Lorena González’s story is as powerful as any currently-elected politician, perhaps because it is one that relates to a significant minority in the U.S. that remains almost completely underrepresented in elected office. That is particularly true in the city of Seattle, where González is seeking Position 9 on the City Council.
One of six children from Mexican immigrants, González grew up as a migrant farm worker in the small town of Grandview, in central Washington. She earned her first paycheck when she was 8-years-old, picking cherries while living for three months of the year in a migrant farm labor camp in the town of Wenatchee.
The towns where she spent her youth—apart of the Yakima Valley, one of Washington’s most important agricultural centers—were some of the poorest in the state.
“[There was an] incredible degree of poverty, and incredible amount of having the cards stacked against you,” says González. “I saw a lot of injustices, primarily at the hands of farm owners against my fellow migrant farm workers, where we weren’t being paid wages at all.”
After graduating college and law school, González worked to be come a civil rights leader. She is currently the president emeritus of OneAmerica, the state’s largest immigrant and civil rights organization, based in Seattle. She’s also served on the Seattle Police Accountability Review Panel in 2007, a position that ultimately motivated her to seek elected office. She served as senior adviser and legal counsel to Seattle Mayor Ed Murray, but now, she wants to be the voice for the people she was once among.
“I think that those moments were incredibly formative to me, and really inspired me as I moved forward through college and through law school,” says González. “And now, being candidate for Seattle City Council, to really want to champion those people who I see myself in—the people who haven’t had a very strong voice in our government.”
As a first-time candidate, González is still figuring out what defines her as a politician, a process of “coming to understand” what you want to be and represent publicly.
But she is finding a powerful voice.

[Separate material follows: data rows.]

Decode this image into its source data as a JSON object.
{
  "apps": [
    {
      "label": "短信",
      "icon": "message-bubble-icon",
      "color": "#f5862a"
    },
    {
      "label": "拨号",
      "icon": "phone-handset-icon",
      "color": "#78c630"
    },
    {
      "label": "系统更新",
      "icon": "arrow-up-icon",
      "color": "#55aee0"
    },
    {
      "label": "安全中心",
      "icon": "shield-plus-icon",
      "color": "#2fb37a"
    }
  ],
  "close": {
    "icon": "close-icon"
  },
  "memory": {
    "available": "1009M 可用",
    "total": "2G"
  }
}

Her story is resonating, especially in a city that González believes is struggling with an “affordability crisis.” Last month, she won a six-way primary with 65.1 percent of the vote.
“I think that my story, the way that I’ve grown up, the struggle through poverty, the struggle to find opportunity, and to take advantage of opportunity really resonates with the people of Seattle, primarily because we are dealing with a really serious affordability crisis, where people are feeling squeezed out of opportunity, and squeezed out of our city.”